Au passage, cela présuppose une "bataille", qui appartient au "modèle occidental de la guerre" (Hanson). La chose est d'importance et elle est, en ce moment, largement discutée. Autrement dit encore, on n'aurait plus aujourd'hui de "bataille", pour tout un tas de raisons. Cela rend la "stratégie classique" décalée par rapport aux nouvelles formes de conflit, chaotiques et non réglées ou ordonnées, comme la mise en rang de la bataille.

D'ailleurs, la bataille disparaît : Afghanistan, Libye, Mali, les combattants passent leur temps à éviter la bataille. Et quand elle a lieu, en Syrie, c'est une bataille à mort, de destruction du nouveau champ de bataille, la ville : Qoussair en juin 2013, Homs en ce moment sont les lieux de ces nouvelles batailles,bien loin du modèle traditionnel de la guerre.

En première approche, j'en distingue quatre principaux : le dispositif, le mouvement, le choc et le feu. Il ne s'agit que d'une esquisse.

Le dispositif Le dispositif n'est pas forcément statique, même s'il l'est souvent. Il part du principe que la disposition des forces au préalable permet d'acquérir l'avatange sur l'ennemi. Qu'on pense à Austerlitz : le dispositif de Napoléon consiste à avoir une aile droite en refus, de façon à attirer les Austro-russes sur leur aile gauche et donc d'affaiblir leur centre où portera l'effort de Napoléon.

Mais le summum du dispositif réside bien sûr dans l'art des fortifications : camp romain, château fort médiéval, fortification de ville, places fortes de Vauban, lignes Serré de Rivière puis Maginot, mur israélien. Conséquence, un contre dispositif, autrefois nommé poliorcétique : l'art d'assigéger.

Le mouvement. Faisant la paire avec le dispositif, le mouvement parie sur "la manoeuvre". C'est, au maximum, la percée de Guderian : le mouvement déstabilise tellement le dispositif adverse qu'il s'en trouve asséché stratégiquement. La ligne Maginot se rend sans combattre, parce que quelqu'un sonne à la porte arrière (l'ennemi, qui a fait le tour). L'idéal de ce mouvement, c'est le contournement. Il est à la racine des idées de Liddel Hart sur la "manoeuvre indirecte", mais aussi de la course à la mer de l'automne 14, où le mouvement se transforme en position.

La plupart du temps, bien sûr, il s'agit de composer dispositif et mouvement.

Le choc. Le choc fut premier et il a été oublié. Il traduit l'énergie cinétique de "l'allant", le surcroît d'énergie d'abord physique qui est à la base du duel.
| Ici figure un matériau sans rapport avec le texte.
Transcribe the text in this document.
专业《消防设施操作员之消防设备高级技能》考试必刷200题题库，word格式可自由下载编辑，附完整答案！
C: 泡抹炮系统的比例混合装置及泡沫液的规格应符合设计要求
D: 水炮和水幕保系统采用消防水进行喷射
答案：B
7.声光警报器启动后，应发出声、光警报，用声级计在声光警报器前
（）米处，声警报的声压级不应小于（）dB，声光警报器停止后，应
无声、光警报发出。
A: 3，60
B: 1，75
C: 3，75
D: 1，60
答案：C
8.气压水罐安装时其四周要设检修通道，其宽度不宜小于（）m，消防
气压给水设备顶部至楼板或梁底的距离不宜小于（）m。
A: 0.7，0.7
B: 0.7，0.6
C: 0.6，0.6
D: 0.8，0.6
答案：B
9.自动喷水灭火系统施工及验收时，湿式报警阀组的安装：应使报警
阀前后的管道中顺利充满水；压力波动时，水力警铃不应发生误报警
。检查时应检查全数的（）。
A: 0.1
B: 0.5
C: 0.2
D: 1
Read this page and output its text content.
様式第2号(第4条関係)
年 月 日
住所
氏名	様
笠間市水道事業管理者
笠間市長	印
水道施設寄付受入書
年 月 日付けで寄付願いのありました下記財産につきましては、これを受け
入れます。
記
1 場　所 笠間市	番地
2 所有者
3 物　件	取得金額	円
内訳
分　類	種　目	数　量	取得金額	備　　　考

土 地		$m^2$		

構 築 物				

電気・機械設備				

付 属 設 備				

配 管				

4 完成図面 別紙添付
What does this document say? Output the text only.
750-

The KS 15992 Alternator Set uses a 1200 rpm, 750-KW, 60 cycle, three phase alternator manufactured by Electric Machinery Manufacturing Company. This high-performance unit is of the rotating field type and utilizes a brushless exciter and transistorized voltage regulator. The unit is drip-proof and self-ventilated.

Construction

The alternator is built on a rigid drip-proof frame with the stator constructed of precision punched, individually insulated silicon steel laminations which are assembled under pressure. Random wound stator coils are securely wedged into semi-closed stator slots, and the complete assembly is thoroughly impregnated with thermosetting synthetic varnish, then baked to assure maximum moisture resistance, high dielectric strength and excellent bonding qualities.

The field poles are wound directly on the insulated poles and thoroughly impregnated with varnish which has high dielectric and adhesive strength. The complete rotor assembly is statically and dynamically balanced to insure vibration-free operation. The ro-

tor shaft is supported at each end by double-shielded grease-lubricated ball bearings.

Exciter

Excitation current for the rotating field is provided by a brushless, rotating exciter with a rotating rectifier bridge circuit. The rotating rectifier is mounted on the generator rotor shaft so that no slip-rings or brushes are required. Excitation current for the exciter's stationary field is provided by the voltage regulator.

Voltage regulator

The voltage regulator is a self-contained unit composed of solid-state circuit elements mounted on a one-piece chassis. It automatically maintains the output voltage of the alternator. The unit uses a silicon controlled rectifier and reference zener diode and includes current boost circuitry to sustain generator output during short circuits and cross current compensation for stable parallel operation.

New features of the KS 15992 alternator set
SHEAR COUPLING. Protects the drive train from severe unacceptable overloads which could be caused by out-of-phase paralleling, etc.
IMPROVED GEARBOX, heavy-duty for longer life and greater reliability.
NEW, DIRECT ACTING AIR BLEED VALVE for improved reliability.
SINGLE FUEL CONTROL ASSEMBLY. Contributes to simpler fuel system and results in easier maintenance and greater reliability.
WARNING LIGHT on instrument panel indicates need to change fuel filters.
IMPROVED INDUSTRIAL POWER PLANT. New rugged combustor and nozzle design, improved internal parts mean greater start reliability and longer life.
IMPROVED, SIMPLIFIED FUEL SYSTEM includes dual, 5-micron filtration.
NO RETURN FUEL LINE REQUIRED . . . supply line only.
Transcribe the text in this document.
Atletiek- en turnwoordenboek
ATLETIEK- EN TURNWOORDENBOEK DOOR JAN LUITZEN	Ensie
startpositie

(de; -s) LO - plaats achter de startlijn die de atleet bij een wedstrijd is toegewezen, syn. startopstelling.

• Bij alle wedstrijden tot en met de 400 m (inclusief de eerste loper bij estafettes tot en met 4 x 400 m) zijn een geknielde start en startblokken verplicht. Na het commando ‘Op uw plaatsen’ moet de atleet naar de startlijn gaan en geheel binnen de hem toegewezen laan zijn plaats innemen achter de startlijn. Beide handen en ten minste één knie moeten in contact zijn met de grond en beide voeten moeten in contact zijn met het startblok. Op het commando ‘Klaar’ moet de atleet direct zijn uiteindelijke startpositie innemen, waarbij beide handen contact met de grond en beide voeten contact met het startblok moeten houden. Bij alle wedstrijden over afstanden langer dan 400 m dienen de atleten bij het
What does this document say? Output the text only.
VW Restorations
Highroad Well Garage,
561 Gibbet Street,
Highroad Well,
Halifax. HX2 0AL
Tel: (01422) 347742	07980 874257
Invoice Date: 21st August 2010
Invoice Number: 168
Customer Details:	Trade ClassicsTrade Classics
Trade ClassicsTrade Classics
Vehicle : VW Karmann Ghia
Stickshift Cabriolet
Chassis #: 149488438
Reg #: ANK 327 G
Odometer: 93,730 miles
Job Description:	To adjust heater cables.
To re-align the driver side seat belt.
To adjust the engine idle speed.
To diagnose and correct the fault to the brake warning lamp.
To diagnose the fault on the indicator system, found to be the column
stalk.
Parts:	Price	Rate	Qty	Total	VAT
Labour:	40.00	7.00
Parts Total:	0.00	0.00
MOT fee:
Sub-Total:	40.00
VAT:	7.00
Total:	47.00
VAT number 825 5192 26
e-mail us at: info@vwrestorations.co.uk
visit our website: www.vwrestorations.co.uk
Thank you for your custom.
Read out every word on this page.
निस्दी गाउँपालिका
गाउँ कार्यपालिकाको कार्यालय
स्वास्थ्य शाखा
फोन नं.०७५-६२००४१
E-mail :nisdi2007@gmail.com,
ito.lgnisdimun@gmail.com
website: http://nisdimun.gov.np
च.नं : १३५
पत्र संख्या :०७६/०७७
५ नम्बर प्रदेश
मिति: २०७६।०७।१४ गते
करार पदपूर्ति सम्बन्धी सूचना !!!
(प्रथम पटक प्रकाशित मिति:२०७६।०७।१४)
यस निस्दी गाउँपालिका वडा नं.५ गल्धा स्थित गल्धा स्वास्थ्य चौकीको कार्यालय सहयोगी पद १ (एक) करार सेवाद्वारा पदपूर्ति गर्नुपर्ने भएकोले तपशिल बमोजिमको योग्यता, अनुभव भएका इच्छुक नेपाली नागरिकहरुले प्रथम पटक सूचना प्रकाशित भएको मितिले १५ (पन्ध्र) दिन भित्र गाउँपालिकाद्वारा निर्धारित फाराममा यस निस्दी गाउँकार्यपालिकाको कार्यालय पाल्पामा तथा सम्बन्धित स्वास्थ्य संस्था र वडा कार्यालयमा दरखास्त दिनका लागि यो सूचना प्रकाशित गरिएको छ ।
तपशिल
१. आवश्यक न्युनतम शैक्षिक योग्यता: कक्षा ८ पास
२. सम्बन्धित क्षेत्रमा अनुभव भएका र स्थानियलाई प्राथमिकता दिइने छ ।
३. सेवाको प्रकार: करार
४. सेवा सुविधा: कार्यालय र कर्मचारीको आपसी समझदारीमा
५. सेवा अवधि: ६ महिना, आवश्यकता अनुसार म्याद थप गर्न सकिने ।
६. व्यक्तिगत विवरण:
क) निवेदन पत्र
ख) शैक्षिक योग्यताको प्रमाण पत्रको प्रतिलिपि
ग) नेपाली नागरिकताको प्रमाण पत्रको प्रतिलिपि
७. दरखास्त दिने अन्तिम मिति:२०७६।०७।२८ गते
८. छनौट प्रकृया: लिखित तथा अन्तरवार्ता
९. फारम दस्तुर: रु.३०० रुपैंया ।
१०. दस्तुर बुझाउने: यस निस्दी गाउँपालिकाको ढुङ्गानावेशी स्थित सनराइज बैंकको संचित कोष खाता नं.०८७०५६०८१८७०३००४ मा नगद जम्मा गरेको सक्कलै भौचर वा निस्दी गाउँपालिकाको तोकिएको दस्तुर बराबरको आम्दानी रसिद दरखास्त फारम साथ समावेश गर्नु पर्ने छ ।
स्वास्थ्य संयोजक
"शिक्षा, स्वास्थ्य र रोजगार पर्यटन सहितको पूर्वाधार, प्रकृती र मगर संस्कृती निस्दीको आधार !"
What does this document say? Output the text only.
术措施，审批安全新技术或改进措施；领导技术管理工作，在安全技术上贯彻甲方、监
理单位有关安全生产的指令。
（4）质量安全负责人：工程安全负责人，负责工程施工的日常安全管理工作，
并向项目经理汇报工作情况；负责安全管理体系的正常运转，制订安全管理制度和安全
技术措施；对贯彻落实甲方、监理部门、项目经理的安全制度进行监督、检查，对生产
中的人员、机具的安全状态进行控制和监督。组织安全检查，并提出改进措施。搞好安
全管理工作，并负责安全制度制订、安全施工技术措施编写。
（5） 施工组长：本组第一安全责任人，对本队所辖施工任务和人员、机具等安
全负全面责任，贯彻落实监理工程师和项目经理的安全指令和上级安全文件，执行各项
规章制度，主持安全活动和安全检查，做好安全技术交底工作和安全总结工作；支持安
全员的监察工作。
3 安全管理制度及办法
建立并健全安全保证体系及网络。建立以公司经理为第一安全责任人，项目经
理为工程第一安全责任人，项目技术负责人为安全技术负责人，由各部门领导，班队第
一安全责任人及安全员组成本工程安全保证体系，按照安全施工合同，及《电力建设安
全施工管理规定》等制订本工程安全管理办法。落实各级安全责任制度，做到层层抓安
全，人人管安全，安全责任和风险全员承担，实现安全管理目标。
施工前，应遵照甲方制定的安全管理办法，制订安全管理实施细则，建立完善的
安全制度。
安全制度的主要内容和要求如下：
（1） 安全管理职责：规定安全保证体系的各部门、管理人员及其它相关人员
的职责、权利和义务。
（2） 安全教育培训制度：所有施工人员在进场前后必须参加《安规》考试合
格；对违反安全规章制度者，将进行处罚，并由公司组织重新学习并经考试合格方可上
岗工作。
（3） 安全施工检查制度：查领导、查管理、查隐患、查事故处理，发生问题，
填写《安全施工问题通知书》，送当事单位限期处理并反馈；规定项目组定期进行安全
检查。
La guerre, au début, est un entassement de duels. Celui qui se porte avec le plus d'énergie "emporte dans son élan" la résistance de l'autre. De nombreuses innovations sont venu renforcer ce choc au cours des âges : char de l'antiquité, cavalerie lourde médiévale, phalanges de piquiers, chars d'assaut. Pourtant, le choc a tendance à perdre de son importance, la technique permettant d'obtenir toujours plus de feu.

Le feu. Le feu, c'est le fait de lancer des projectiles à distance. L'énergie directe qu'on ne peut avoir avec le choc, on la compense par le feu qui est une énergie indirecte. Fronde, arc, arbalète, bombarde, mousquet, fusil, mitrailleuse, et la combinaison du choc et du feu que fut, au début, l'avion. La bombe atomique paraît l'archétype du feu. Dès lors, dans son extrémisme même, elle incite à redécouvrir l'autre procédé stratégique, le choc. L'attentat suicide est une de ces formes retrouvées du choc.

J'ai depuis ces deux articulations primaires (dispositif/position, choc/feu), décelé d'autres procédés possibles, par exemple : offensive/défensive, usure/anéantissmeent, campagne/bataille. Il va falloir que je les creuse pour vérifier leur validité.

PS : je ne m'interroge pas ici sur la justesse du mot stratégique par rapport à tactique. Ils sont certainement vrais au niveau tactique, je suppose qu'ils le sont également au niveau stratégique.